Lichen Planus: A Cross-Sectional Evaluation of US Dermatologists' Comorbidity Screening and Management Patterns

Document Type

Journal Article

Publication Date

4-24-2025

Journal

Dermatology and therapy

DOI

10.1007/s13555-025-01422-1

Keywords

Comorbidity; Guidelines; Lichen planus; Screening; Treatment

Abstract

INTRODUCTION: Lichen planus (LP) is a chronic inflammatory dermatosis affecting up to 0.91% of the US's population. LP is associated with various comorbid conditions, among them autoimmune conditions. LP has various treatment strategies, although none are US Food and Drug Administration (FDA)-approved; this is further complicated by the lack of any clinical or expert guidelines. This study aimed to explore dermatology practitioners' comorbidity screening patterns and treatment practices for management of LP. METHODS: An institutional review board (IRB)-approved, anonymous survey was distributed to members of the ODAC Conference listserv, targeting dermatology practitioners. The survey collected data on demographics, comorbidity screening, and treatment strategies. RESULTS: A total of 406 respondents (17.4% response rate) participated. Hepatitis C virus was the most screened for condition (91.0%), despite its overall low prevalence in patients with LP. Screening rates for highly prevalent comorbidities such as hypertension (10.1%), dyslipidemia (9.7%), depression (18.7%), and anxiety (17.3%) were low.
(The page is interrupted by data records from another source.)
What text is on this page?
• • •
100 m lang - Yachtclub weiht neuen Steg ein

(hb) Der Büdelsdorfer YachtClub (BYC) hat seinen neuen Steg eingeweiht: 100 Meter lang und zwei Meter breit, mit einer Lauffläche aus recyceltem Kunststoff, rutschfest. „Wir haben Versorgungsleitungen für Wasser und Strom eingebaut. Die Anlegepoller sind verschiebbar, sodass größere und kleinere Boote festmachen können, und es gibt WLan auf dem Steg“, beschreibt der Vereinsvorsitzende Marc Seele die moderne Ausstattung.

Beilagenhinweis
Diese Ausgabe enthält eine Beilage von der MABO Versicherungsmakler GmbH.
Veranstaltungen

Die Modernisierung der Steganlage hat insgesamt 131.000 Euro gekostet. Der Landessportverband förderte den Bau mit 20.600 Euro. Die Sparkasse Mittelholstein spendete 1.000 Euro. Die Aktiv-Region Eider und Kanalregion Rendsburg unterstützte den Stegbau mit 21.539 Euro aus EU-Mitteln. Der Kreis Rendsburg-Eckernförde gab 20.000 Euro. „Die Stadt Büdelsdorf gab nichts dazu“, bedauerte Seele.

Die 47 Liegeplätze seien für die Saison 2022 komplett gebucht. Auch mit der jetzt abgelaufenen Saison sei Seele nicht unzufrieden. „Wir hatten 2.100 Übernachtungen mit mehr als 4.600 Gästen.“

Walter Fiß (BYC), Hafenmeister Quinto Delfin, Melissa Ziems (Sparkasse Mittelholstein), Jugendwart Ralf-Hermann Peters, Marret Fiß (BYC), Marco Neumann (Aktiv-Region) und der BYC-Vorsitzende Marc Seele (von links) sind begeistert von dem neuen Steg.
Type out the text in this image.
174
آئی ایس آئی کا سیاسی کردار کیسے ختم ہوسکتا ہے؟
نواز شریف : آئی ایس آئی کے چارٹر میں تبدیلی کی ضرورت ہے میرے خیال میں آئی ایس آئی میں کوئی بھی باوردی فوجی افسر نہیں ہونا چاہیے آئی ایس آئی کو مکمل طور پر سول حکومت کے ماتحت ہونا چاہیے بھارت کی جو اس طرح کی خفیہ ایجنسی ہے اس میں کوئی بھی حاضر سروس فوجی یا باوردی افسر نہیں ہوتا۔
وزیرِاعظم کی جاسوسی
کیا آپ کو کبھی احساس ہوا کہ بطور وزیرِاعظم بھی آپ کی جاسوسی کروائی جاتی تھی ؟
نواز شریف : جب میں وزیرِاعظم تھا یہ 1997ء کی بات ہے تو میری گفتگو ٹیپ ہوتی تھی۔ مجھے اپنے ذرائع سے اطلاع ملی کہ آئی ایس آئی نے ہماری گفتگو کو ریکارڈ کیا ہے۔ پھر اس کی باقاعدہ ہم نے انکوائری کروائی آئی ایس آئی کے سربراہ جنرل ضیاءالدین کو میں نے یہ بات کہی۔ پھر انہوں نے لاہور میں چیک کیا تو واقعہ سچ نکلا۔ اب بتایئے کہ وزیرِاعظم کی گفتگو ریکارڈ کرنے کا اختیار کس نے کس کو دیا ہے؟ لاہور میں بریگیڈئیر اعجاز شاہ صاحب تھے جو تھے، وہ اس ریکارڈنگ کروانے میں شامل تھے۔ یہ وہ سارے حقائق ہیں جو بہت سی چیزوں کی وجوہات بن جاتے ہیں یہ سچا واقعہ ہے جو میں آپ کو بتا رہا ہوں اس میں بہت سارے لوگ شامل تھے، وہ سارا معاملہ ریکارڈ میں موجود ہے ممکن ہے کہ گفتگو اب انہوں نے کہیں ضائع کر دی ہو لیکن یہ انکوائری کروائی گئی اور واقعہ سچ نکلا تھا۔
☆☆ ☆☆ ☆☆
Importantly, almost one-third (32.5%) of respondents reported performing no screening for any comorbid conditions. Topical corticosteroids were the most prescribed therapy (97.8%), followed by topical calcineurin inhibitors (67.7%) and intralesional corticosteroids (64.8%), consistent with high-level evidence for their use in LP treatment. Phototherapy and systemic treatments, including oral immunosuppressants and retinoids, were less frequently utilized despite strong evidence supporting their use. CONCLUSION: These data highlight gaps in the comorbidity screening practices among dermatology practitioners managing LP, with significant underscreening for prevalent conditions. While respondents commonly relied on some evidence-based topical treatments, there is notable underutilization of systemic treatments for moderate to severe disease. These results emphasize the need for clinical guidelines for LP management, aiming to enhance patient care and outcomes.